Whitespace in unfoldingWord USFM files

RobH · December 9, 2019, 8:30am

The Door43 ecosystem tries to use modern standards wherever possible and practicable even with our extensive deep linking between resources. Since USFM3 is the modern standard for Bibles (especially in-progress works) then Bible files use that standard, The USFM format is documented at USFM Documentation — Unified Standard Format Markers 3.0.0 documentation and the USX format (XML-based equivalent of USFM, used more for completed works, especially for the Digital Bible Library) is documented at USX Documentation — Unified Scripture XML 3.0.0 documentation. This forum has some information on USFM here.

When a translated Bible has individual words and phrases aligned to the original Hebrew or Greek words (using the WordAlignment tool of translationCore), the \z user-defined milestone markers and x- user-defined character markers are used. This is defined more here and you can see how these attributes are used here.

The aligned data files (see ULT Jonah here and Titus here) become very large and the actual translated text is not easy to read. And it turns out, that it’s not perfectly straight-forward for a program to extract the translated text – effectively discarding the alignment data.

And it’s not only translations which have been aligned to original texts, we also have to consider the Hebrew (e.g., Jonah) and Greek (e.g., Titus) texts themselves. Although they don’t contain word alignment information, they do contain key term (KT) start and end milestone markers, as well as having one word per line similar to the aligned translations.

The reason that it’s not straight-forward for a program to extract the text is to do with ambiguities regarding whitespace in USFM. (This ambiguity was part of the design of USFM and has to be handled by the various USFM processors as explained here.) So this article is about an attempt to investigate the removal of milestones and word information from the original language files and also alignment information from translationCore v2.0 output files.

Firstly some comments about the whitespace decisions in the original language files:

KT start and KT end milestone markers occupy their own lines, so of course those newline markers should also be removed.
Words \w start on new lines and there is usually only one word per line. Thus it’s clear that the newline marker is intended to be converted to space in that case.
Hebrew maqqef-joined words are saved with all three parts on the same line, i.e., \w first word…\w* then the maqqef then the \w second word…\w* with NO SPACE between them so no adjustments to the whitespace there are required.
Sentence punctuation is usually attached to the end of lines, e.g., directly after \w … \w* words.
There’s an extra blank line before each verse which should be ignored.

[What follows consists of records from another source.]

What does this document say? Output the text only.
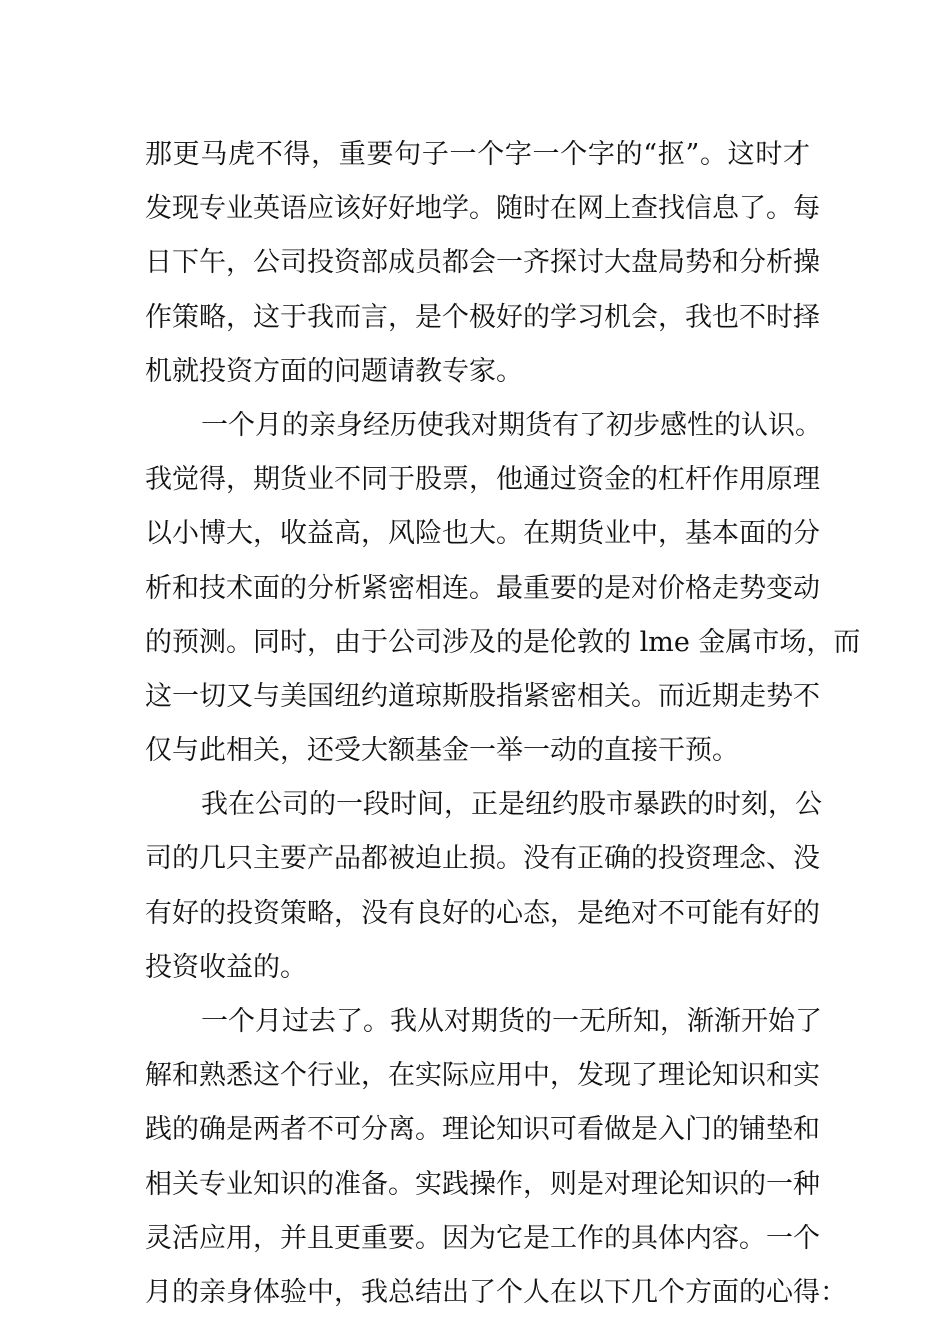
那更马虎不得，重要句子一个字一个字的“抠”。这时才
发现专业英语应该好好地学。随时在网上查找信息了。每
日下午，公司投资部成员都会一齐探讨大盘局势和分析操
作策略，这于我而言，是个极好的学习机会，我也不时择
机就投资方面的问题请教专家。
一个月的亲身经历使我对期货有了初步感性的认识。
我觉得，期货业不同于股票，他通过资金的杠杆作用原理
以小博大，收益高，风险也大。在期货业中，基本面的分
析和技术面的分析紧密相连。最重要的是对价格走势变动
的预测。同时，由于公司涉及的是伦敦的 lme 金属市场，而
这一切又与美国纽约道琼斯股指紧密相关。而近期走势不
仅与此相关，还受大额基金一举一动的直接干预。
我在公司的一段时间，正是纽约股市暴跌的时刻，公
司的几只主要产品都被迫止损。没有正确的投资理念、没
有好的投资策略，没有良好的心态，是绝对不可能有好的
投资收益的。
一个月过去了。我从对期货的一无所知，渐渐开始了
解和熟悉这个行业，在实际应用中，发现了理论知识和实
践的确是两者不可分离。理论知识可看做是入门的铺垫和
相关专业知识的准备。实践操作，则是对理论知识的一种
灵活应用，并且更重要。因为它是工作的具体内容。一个
月的亲身体验中，我总结出了个人在以下几个方面的心得：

Then some comments about the whitespace decisions in the translated output files:

The outer self-closed \zaln-s start milestones usually start on new lines. Nested \zaln-s milestones occur within lines.
The outer self-closed \zaln-e* end milestones usually appear at or near the end of lines.
Words \w often start on new lines and there is usually only one word per line. Thus it’s clear that the newline marker is intended to be converted to space in that case.
Hyphenated words (like “self-controlled” in Titus) are saved with all three parts on the same line, i.e., \w first word…\w* then the hyphen then the \w second word…\w* with NO SPACE between them so no adjustments to the whitespace there are required.
Footnotes often start on new lines, but since a footnote should not normally be preceded by a space, so the newline markers before footnotes should NOT be converted to spaces.
Sentence punctuation is usually attached to the end of lines, e.g., directly after \zaln-e* milestones or \w … \w* words.

Also note:

The original language files are not fully USFM3 compliant yet because the \k-s markers are not closed properly with *.
The translated files are not fully USFM3 compliant yet – the use of \s5 markers as translation chunk milestones is non-conformant.

A short Python script was written to extract the milestones and superfluous word information from the original language and translated Bible files, and then to adjust whitespace in order to end up with a satisfactory text and footnotes only USFM basic text. This can be viewed at tools/test_uW_USFM_read.py at develop · unfoldingWord-dev/tools · GitHub.

As well as removing milestones and word information and moving words onto one line and removing blank lines, it also checks for and highlights unnecessary spaces at the ends of lines as well as other hard-to-see features like no-break spaces, etc., producing a report after converting a file.